US denies Iraq posed immediate threat

In what appears to be a massive about-face the White House has denied it ever warned Americans that Saddam Hussein posed an “imminent” threat to the United States.

McClellan: We never said Hussein was an imminent threat

Spokesman Scott McClellan told journalists on Tuesday that it was the media who chose to use the word ‘imminent’ and not the administration.

“We used ‘grave and gathering’ threat”, McClellan said.

But if US President George Bush never called Iraq an “imminent threat” in so many words, he said it was “urgent,” Vice President Dick Cheney called it “mortal” and it was “immediate” to Defence Secretary Donald Rumsfeld.

In denial

In a 7 October 2002 televised speech to the nation, Bush likened the standoff with Iraq to the October 1962 Cuban missile crisis – when Soviet missiles were revealed to be based just 90 miles off US shores.

In that same speech, he warned that Saddam Hussein “could decide on any given day to provide a biological or chemical weapon to a terrorist group or individual terrorists” like the al-Qaida network.

CNN television:

“Is he [Saddam Hussein] an imminent threat to US interests, either in that part of the world or to Americans right here at home?”

White House Communications Director Dan Bartlett:

“Well, of course he is”

“No terrorist state poses a greater or more immediate threat to the security of our people and the stability of the world than the regime of Saddam Hussein in Iraq,” Rumsfeld testified to lawmakers in September 2002.

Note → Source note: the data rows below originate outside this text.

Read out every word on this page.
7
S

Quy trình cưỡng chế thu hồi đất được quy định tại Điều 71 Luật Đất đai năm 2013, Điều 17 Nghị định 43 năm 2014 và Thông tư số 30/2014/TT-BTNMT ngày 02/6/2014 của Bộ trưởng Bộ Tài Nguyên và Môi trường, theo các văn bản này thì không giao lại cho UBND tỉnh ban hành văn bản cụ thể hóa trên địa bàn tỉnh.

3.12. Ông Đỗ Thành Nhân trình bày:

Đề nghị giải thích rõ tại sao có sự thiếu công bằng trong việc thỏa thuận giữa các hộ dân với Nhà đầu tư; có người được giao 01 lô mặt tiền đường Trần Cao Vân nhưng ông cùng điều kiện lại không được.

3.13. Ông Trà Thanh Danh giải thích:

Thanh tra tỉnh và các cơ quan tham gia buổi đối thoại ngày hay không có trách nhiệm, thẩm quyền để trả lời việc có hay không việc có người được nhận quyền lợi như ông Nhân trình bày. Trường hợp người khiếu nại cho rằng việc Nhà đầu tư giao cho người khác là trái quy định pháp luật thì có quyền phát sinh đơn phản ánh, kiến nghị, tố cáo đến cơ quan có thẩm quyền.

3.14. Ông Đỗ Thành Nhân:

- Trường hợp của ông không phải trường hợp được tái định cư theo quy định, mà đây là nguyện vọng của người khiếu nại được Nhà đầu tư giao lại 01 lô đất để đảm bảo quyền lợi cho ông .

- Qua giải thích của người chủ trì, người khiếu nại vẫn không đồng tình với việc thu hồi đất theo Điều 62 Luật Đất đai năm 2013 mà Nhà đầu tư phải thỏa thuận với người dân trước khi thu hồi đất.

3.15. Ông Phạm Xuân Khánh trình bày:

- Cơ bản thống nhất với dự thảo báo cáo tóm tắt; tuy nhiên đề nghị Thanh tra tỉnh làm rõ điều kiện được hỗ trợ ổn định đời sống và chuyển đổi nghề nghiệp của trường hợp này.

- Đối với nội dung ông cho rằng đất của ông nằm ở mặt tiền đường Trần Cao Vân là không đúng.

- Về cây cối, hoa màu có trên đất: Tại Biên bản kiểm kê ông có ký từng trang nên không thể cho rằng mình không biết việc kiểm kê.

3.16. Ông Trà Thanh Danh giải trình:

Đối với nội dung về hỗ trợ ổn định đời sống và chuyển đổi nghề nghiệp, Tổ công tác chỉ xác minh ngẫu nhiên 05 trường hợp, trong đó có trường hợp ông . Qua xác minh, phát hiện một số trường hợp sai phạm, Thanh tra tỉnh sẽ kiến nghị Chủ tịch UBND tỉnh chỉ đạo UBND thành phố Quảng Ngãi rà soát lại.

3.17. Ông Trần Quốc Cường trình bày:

Other senior Bush aides shied away from using the word “imminent” but agreed with that characterisation in exchanges with reporters.

Forgetful

On 26 January 2003, CNN television asked White House communications director Dan Bartlett “is he (Saddam) an imminent threat to US interests, either in that part of the world or to Americans right here at home?”

“Well, of course he is,” Bartlett replied.

On 7 May 2003, a reporter asked then White House spokesman Ari Fleischer: “We went to war, didn’t we, to find these [WMD] – because we said that these weapons were a direct and imminent threat to the United States? Isn’t that true?”

“Absolutely. One of the reasons that we went to war was because of their possession of weapons of mass destruction. And nothing has changed on that front at all,” the spokesman replied.

“Another way to look at this is if Saddam Hussein holds a gun to your head even while he denies that he actually owns a gun, how safe should you feel?” Fleischer told reporters on 9 October 2002.